И сейчас, стоя перед троном отца и выслушивая упреки мейстера, она думала, что наверное было бы лучше, если она осталась бы тихим ребенком без собственного ума.
— Мой король, я всегда знал, что это добром не кончится, что принцесса выбьется из-под рук и начнет своевольничать. Она снова убежала в конюшню во время урока септы Орнеллы, — Мейстер Донал громко откашлялся в свой серенький платок, извинился перед королем и снова продолжил, хотя Визерья бы предпочла, чтобы он задохнулся из-за собственной слюны. — Никакого послушания. Принцесса бескорыстно спорит с учителями и воспитанницами, а ведь ей уже пятнадцать! Тот самый возраст, когда леди должна быть сорвана как расцветший бутон…
— Какая чушь, — Визерья осмелилась подать голос, ядовито глядя на мейстера, но тут же была заткнута строгим и даже злым взором отца.
— Что вы скажете в итоге? — устало махнул рукой Визерис, которому поднадоело слушать монотонный голос Донала.
— Что я скажу? Я скажу, что юные принцы показывают отличные результаты по знаниям и физической подготовке. Ну, принцу Эйгону, конечно, надо немного подтянуться, — тихо пробормотал мейстер, — но спешу обрадовать и успокоить души короля и королевы, что в этом вопросе всё в полном порядке.
— А Визерья?
— Тяжелый случай, хотя если принцесса снова начнет уроки подобающего поведения…
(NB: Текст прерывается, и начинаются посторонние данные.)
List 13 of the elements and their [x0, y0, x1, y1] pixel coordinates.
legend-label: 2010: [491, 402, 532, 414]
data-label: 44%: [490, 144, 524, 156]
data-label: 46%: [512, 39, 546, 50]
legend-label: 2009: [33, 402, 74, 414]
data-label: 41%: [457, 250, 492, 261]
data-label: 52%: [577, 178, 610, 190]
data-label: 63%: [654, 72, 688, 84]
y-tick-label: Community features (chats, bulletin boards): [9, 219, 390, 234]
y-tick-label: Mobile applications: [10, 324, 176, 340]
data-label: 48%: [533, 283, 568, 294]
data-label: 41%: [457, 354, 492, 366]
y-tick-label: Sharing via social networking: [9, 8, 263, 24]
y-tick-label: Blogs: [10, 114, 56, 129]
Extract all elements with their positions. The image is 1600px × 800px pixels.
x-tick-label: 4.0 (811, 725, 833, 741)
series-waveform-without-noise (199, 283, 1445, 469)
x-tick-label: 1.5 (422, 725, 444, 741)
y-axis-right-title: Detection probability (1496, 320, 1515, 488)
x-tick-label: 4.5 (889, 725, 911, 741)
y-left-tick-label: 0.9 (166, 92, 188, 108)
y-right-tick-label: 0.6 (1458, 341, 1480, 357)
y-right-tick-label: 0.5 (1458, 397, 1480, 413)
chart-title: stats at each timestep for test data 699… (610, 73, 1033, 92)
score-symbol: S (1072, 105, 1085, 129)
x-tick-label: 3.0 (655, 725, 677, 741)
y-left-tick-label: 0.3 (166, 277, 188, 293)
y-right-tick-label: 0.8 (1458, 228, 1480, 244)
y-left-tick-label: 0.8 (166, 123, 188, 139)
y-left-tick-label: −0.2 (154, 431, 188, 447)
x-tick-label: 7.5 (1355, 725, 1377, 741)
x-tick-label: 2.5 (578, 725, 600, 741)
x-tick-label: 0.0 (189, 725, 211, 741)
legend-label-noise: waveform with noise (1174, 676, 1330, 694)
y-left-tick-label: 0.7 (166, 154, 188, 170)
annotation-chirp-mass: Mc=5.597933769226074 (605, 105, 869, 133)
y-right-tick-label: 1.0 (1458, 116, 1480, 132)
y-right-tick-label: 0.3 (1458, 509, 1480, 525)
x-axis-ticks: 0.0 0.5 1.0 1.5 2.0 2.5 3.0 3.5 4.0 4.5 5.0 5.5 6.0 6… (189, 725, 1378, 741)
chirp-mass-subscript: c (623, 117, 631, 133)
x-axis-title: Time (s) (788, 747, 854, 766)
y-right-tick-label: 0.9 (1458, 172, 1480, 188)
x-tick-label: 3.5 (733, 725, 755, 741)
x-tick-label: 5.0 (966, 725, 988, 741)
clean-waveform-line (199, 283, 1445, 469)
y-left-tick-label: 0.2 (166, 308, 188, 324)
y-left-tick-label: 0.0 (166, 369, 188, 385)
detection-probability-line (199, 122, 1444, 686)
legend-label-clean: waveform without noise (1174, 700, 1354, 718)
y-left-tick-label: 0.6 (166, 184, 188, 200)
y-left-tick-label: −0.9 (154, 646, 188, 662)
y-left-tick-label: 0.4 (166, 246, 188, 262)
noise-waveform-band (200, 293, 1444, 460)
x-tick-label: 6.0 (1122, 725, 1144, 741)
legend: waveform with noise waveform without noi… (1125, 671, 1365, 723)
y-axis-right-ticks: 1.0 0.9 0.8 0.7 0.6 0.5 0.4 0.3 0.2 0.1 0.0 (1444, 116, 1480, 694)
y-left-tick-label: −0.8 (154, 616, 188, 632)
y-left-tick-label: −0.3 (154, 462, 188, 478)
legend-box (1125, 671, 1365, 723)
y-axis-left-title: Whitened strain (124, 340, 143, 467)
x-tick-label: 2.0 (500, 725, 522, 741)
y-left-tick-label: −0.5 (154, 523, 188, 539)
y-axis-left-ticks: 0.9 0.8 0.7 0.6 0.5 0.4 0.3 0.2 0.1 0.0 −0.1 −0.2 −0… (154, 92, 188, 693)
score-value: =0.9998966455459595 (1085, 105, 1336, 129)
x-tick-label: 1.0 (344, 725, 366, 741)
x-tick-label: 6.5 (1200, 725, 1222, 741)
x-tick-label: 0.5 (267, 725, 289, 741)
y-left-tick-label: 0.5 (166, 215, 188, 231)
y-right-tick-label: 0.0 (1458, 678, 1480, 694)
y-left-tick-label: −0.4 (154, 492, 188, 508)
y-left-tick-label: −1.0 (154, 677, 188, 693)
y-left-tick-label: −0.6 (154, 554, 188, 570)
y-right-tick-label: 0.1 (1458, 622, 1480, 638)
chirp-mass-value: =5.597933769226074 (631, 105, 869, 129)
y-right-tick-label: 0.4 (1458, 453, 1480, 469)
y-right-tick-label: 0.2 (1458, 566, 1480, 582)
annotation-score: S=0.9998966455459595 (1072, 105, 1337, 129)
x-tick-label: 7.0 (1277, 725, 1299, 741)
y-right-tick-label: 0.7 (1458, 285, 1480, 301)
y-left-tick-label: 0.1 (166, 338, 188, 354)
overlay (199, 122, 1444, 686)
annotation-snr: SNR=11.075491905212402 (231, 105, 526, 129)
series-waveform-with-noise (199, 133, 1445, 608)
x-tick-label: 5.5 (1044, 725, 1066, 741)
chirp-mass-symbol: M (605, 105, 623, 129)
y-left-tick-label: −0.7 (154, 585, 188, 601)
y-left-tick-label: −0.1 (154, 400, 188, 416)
Визерья слышала, как рядом хихикнул Эйгон, и видела, как его лицо зарумянилось от удовольствия и подтверждения собственного превосходства. Редко он мог слышать похвалу от мейстеров, особенно теперь, когда довольно часто находился в опьянении, витающим в собственных дремах и мыслях. Алисента, сидевшая в напряжении, теперь выдохнула полной грудью и, так же как и Эйгон, довольно улыбнулась, радуясь за сыновей. Однако нельзя было заметить в Визерисе подобного восторога. Когда мейстер удалился, он даже не удостоился похвалить сыновей, что было обидно для всех троих «зеленых» в тронной зале, и сразу же напал на непутевую дочь.
— Ты выросла слишком избалованной. Долгое время я слушался каждого твоего слова, исполнял любой твой каприз, а вместо благодарности, получаю упреки из-за твоего эгоизма. От кого твои братья должны брать пример? От тебя.
Опустив голову и чувствуя щекочущие пряди на лице, Визерья считала количество узоров на собственной обуви. Важно притвориться человеком, который признает вину и жалеет об этом. Но Визерис был не глуп. Догадавшись о том, что она едва ли его слушает, он рассердился пуще прежнего.
— Визерья!
Доброго и великодушного короля было нелегко вывести из себя и услышать его гнев. Визерья не считала, что заслужила это. Поэтому хотела наконец выйти из тени, вступиться за себя и, может, даже в итоге выслушать ещё больше ругани. Но неожиданно тишину зала нарушил скрип открывшейся двери, и все уставились на виновника, посмевшего прервать «воспитательную» беседу короля со своим чадом. Визерья облегченно вздохнула, когда увидела одного из советников. Но тут же снова напряглась после того, как тот со встревоженным лицом поклонился, подошел к королю и прошептал ему что-то в ухо. Злость Визериса уступила место недоумению и растерянности.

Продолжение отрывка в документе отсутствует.